We decided to use the power of a cloud application engine to avoid these problems and to provide developers with the flexibility they deserve. Keeping in mind how popular JavaScript has become, it really was a no-brainer for us. We chose JavaScript as the language in which call control scenarios are written. And then we gave our engine a name: VoxEngine.

Most web developers are plenty familiar with JavaScript and many of them are also familiar with Node.JS. In our case, though, it didn’t work exactly like Node.JS, since when a call arrives to the platform we need to start a session. And, in the context of this session, the developer decides what to do with the call (forward it somewhere, enable call record, make an http request to some external webservice to get data, etc).

A VoxEngine scenario looks like a standard JavaScript app. It has event handlers (events are fired asynchronously), and a full set of ECMA5 functions is available — as well as specific VoxEngine classes and functions that allow developers to control calls and use different platform features like recording, conferencing, etc.

See the example below:

This approach allows you to add business logic into your call control scenarios. It doesn’t mean you need to overuse this, though, since a VoxEngine session has its own limits in terms of how much memory and resources can be allocated for its processing. In many cases, you will realize that development efforts are significantly reduced and your time-to-market decreases.

Call processing happens on the media server in real-time and is controlled from the app engine’s side. Thus, we could implement a real-time debugger similar to a JavaScript debugger that you can use in any contemporary web browser.

VoxEngine Debugger

Independent control for each call leg

Within the context of a VoxEngine session, each call object represents the connection between the platform and some endpoint (pstn, sip, sdk) that can be controlled independently. Thus, you usually have one incoming call per session (if the session isn’t launched via HTTP API or if it’s not a conference session), and you can have any number of outbound calls.
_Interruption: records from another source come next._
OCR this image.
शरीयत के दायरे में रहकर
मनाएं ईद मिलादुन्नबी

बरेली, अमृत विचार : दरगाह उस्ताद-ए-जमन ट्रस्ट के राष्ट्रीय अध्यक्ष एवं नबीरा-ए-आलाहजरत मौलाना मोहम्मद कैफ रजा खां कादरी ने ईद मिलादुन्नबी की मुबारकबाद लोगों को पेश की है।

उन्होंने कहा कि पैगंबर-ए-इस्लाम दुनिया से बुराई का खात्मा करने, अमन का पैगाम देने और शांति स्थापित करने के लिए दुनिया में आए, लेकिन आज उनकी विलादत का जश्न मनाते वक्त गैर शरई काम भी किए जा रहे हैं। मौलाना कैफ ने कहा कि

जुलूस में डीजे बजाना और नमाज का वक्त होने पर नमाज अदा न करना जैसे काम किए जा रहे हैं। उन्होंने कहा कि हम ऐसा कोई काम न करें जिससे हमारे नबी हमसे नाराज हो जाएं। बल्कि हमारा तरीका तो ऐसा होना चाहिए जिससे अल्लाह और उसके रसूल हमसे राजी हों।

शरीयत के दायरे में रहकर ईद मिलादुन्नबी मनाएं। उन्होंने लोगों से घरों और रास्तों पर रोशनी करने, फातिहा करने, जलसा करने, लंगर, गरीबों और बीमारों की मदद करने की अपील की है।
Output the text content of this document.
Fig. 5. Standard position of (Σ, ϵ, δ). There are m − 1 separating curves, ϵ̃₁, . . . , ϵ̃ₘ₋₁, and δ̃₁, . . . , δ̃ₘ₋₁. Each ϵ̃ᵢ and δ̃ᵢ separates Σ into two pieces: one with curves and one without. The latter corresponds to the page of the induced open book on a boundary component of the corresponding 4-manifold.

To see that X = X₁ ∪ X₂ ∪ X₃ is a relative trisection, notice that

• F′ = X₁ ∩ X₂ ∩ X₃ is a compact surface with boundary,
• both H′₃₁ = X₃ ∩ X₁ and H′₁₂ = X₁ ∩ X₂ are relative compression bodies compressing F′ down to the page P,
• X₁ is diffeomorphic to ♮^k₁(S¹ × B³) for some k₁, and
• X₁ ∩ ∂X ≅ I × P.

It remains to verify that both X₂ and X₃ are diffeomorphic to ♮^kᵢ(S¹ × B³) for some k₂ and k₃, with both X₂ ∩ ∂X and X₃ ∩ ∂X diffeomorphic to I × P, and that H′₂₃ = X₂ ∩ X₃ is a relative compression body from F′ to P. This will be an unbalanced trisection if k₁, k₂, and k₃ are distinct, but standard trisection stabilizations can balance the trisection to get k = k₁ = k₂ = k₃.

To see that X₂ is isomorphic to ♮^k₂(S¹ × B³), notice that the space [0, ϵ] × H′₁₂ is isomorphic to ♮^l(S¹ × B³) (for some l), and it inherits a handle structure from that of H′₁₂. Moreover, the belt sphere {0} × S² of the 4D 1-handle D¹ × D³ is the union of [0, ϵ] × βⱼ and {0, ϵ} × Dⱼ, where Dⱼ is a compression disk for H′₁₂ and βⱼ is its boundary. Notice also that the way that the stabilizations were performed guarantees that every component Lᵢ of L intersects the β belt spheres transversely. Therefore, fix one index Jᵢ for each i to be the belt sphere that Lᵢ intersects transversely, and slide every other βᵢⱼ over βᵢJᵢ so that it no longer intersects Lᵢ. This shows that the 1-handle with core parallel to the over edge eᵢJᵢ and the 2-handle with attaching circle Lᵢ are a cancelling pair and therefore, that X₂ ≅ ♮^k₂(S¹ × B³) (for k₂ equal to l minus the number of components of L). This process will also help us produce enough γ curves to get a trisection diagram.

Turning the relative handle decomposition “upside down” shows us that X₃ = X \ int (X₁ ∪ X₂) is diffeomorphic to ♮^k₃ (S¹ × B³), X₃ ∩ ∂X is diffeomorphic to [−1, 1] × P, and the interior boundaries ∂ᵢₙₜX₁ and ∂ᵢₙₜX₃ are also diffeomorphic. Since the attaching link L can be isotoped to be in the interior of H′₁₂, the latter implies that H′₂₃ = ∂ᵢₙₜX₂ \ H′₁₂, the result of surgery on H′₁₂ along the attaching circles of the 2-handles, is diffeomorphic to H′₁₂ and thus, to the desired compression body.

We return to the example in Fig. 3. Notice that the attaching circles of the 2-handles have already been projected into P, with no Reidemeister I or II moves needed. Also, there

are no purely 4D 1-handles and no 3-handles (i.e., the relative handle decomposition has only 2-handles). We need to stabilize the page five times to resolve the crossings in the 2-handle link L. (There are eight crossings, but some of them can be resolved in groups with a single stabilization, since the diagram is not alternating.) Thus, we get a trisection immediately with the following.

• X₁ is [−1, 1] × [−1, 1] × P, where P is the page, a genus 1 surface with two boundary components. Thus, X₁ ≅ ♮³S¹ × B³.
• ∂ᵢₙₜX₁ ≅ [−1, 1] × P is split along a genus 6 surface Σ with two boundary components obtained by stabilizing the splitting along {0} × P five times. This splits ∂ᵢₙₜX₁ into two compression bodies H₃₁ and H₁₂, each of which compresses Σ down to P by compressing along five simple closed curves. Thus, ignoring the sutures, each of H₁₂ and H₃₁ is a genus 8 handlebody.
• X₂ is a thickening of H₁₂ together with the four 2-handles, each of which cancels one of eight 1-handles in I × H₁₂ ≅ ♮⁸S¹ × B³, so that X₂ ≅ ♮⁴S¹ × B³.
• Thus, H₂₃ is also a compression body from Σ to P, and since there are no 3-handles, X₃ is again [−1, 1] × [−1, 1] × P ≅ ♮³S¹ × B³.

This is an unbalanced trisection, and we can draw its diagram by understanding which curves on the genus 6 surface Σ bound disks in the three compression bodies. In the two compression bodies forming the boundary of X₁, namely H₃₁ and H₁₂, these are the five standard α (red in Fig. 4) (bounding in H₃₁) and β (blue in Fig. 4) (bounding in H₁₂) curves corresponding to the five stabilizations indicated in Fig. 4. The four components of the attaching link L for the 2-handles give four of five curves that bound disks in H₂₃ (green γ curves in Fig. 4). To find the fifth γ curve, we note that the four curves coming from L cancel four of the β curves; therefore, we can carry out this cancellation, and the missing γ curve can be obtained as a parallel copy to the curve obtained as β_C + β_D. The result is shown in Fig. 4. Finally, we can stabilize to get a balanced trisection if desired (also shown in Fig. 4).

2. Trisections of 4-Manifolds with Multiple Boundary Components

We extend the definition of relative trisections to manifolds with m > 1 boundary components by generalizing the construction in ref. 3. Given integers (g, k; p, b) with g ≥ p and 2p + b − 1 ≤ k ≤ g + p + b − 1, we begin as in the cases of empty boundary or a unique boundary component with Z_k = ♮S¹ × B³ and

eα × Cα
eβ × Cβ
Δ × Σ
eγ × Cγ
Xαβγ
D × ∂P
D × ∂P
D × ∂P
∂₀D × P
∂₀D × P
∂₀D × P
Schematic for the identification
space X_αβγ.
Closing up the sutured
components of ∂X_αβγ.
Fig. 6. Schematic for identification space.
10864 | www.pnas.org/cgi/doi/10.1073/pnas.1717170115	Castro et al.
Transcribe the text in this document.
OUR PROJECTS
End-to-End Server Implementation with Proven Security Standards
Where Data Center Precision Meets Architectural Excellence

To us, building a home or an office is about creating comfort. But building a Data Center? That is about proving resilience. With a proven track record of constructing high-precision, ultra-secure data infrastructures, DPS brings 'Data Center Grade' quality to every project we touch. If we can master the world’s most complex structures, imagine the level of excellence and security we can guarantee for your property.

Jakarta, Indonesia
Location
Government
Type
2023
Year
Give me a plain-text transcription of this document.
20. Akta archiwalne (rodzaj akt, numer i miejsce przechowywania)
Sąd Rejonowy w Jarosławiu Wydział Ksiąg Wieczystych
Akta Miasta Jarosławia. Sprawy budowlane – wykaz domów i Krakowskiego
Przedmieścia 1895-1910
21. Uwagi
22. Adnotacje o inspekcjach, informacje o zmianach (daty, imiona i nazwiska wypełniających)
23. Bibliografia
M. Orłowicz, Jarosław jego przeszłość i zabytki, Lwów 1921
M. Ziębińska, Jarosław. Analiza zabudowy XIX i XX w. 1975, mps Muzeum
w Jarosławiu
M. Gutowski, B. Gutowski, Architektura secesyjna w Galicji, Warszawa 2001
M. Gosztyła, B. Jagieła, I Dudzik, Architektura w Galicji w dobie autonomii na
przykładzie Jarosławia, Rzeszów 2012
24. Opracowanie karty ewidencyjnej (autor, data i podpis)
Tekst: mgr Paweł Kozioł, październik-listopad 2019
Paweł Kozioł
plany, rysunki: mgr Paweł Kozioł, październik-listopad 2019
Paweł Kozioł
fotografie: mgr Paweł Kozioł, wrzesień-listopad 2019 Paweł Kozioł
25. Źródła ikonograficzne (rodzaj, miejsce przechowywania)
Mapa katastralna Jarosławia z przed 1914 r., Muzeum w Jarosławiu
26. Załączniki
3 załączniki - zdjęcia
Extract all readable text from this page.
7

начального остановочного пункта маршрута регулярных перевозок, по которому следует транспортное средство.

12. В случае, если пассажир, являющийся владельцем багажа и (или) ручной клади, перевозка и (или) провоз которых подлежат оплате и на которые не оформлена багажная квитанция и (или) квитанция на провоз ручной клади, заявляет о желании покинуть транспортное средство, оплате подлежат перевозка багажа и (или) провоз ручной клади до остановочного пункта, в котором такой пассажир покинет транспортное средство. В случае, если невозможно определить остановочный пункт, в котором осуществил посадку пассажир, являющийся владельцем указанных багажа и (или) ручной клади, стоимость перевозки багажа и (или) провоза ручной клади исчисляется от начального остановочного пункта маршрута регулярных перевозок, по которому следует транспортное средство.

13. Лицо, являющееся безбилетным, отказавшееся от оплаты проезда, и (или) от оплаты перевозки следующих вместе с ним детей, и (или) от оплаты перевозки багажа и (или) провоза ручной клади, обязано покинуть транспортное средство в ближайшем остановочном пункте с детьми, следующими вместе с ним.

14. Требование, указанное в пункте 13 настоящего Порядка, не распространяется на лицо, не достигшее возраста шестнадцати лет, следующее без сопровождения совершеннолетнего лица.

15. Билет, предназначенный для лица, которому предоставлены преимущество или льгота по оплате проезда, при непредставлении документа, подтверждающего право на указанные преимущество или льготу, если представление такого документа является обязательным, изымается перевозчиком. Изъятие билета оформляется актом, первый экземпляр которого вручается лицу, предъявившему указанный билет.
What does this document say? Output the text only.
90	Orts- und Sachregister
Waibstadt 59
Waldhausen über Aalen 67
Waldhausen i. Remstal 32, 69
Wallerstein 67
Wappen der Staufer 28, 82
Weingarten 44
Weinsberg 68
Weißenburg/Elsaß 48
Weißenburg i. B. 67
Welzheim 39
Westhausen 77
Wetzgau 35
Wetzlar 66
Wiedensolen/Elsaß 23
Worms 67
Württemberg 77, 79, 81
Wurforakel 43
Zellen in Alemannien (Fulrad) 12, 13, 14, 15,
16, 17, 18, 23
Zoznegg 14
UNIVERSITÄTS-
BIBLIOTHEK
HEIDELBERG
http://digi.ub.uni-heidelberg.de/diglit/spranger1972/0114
Both inbound and outbound audio streams of the call object can be controlled independently as well.

VoxEngine Session Example

Why flexibility matters

We started receiving requests from developers who wanted to implement particularly interesting and unusual scenarios where standard approaches offered by most CPaaS vendors wouldn’t work. VoxImplant’s flexibility and feature set has stepped in to help solve their problem. The list includes, for example, chained audio conferences for walkie-talkie-like services.

While it might take a little upfront time to learn about VoxImplant’s architecture and development patterns, developers are soon using the platform to (quickly) implement very complex scenarios. We believe that cloud platforms for 21st century developers must be both powerful and flexible, and we will continue adding functionality to continue to push VoxImplant further in that direction.

--

--